GÜNEY'DEN PEŞMERGE GETİRMEYİ PLANLIYORLAR

Bazı siyasi partiler tarafından kendi askeri gücümüzü oluşturmaya izin vermiyorlar denilerek sizi suçluyorlar. Bu konuda ne diyebilirsiniz?

Başka bir güç yok. Güç oluşturma güçleri yok. Sadece söylemdir. Güçten kastettikleri gidip ya rejimin önüne düşün onun gücüne getirmeyi ya da ÖSO çetelerini getirmeyi düşünüyorlar. Bazıları da Güney Kürdistan’dan peşmerge güçlerini getirmeyi düşünüyor. Yani sanki Rojava halkı kendini savunmak için gücünü oluşturamıyor da Güney’den peşmerge getirip onları savunmayı düşünüyorlar. Bu Rojava halkına bir hakarettir. Çünkü bu halk dört parça Kürdistan’da mücadele yürütmüş gücü kendinde bulmuş. Kendisi için bir güç mü oluşturamıyor.

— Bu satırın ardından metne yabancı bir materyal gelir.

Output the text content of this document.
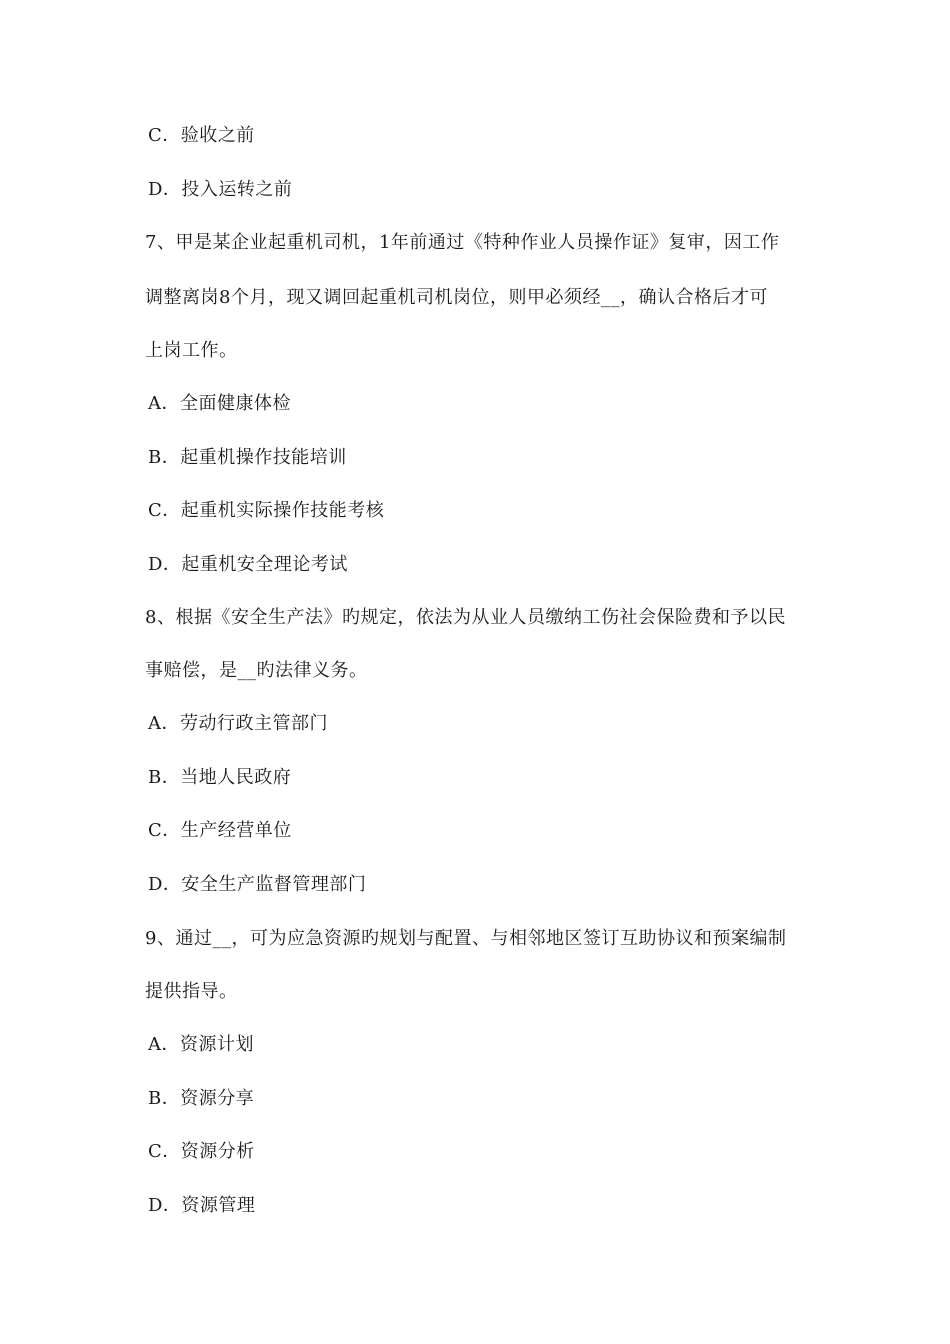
C．验收之前
D．投入运转之前
7、甲是某企业起重机司机，1年前通过《特种作业人员操作证》复审，因工作
调整离岗8个月，现又调回起重机司机岗位，则甲必须经__，确认合格后才可
上岗工作。
A．全面健康体检
B．起重机操作技能培训
C．起重机实际操作技能考核
D．起重机安全理论考试
8、根据《安全生产法》旳规定，依法为从业人员缴纳工伤社会保险费和予以民
事赔偿，是__旳法律义务。
A．劳动行政主管部门
B．当地人民政府
C．生产经营单位
D．安全生产监督管理部门
9、通过__，可为应急资源旳规划与配置、与相邻地区签订互助协议和预案编制
提供指导。
A．资源计划
B．资源分享
C．资源分析
D．资源管理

Kaldı ki şimdi oluşturmuş. Yani YPG bu halkın kendi öz çocuklarıyla oluşturulmuş bir güçtür. Başka yerlerden güç getirmek biz kendimizi yönetemiyoruz, savunamıyoruz demek oluyor.

Bazıları gelip YPG’ye katılmak istiyoruz dediler. Biz de içinde yer almak istiyoruz dediler. Bunlardan biri Suriye Kürtleri Demokratik Birlik Partisi üyesi Ela Kasım’dı. Serêkani saldırıları başladığında katıldı ve zaten kahramanlıkla şehit düştü. Dürüst temiz bir insandı. Ülkesinin, topraklarının ve özgürlüğün değerini bilen bir insandı. Bir seferinde İsmail Hemê’ye bizi deneyin dedim. Neden hep uzak durup eleştiri yapıyorsunuz dedim.  Batı Kürdistan Meclisi için yaptığımız Suriye Kürtleri Ulusal Meclisi için de yapmazsak o zaman istediğinizi söyleyin dedim. Kongreleri yapıldığında gidip katılarak YPG hakkında bilgi vermek istediğimi söyledim. Fakat beni katmadılar. Biz kapılarına gitmek istiyoruz ama onlar hep kapılarını bize kapattılar. İllaki biz askeri güç oluşturmak istiyoruz dediler. Tabii bunun altında düşman var. Kendileri değil başkaları böyle olmasını istiyor. İllaki bir güç oluşturacağız diye dayatırlarsa iyi niyetli bir şey olarak kabul etmediğimiz için düşmanca bir yaklaşım olarak kabul edeceğiz. Ona karşı yaklaşımımız da farklı olur. Güvenlikli Kürt bölgelerinin güvenliğini bozmak olarak kabul edeceğiz.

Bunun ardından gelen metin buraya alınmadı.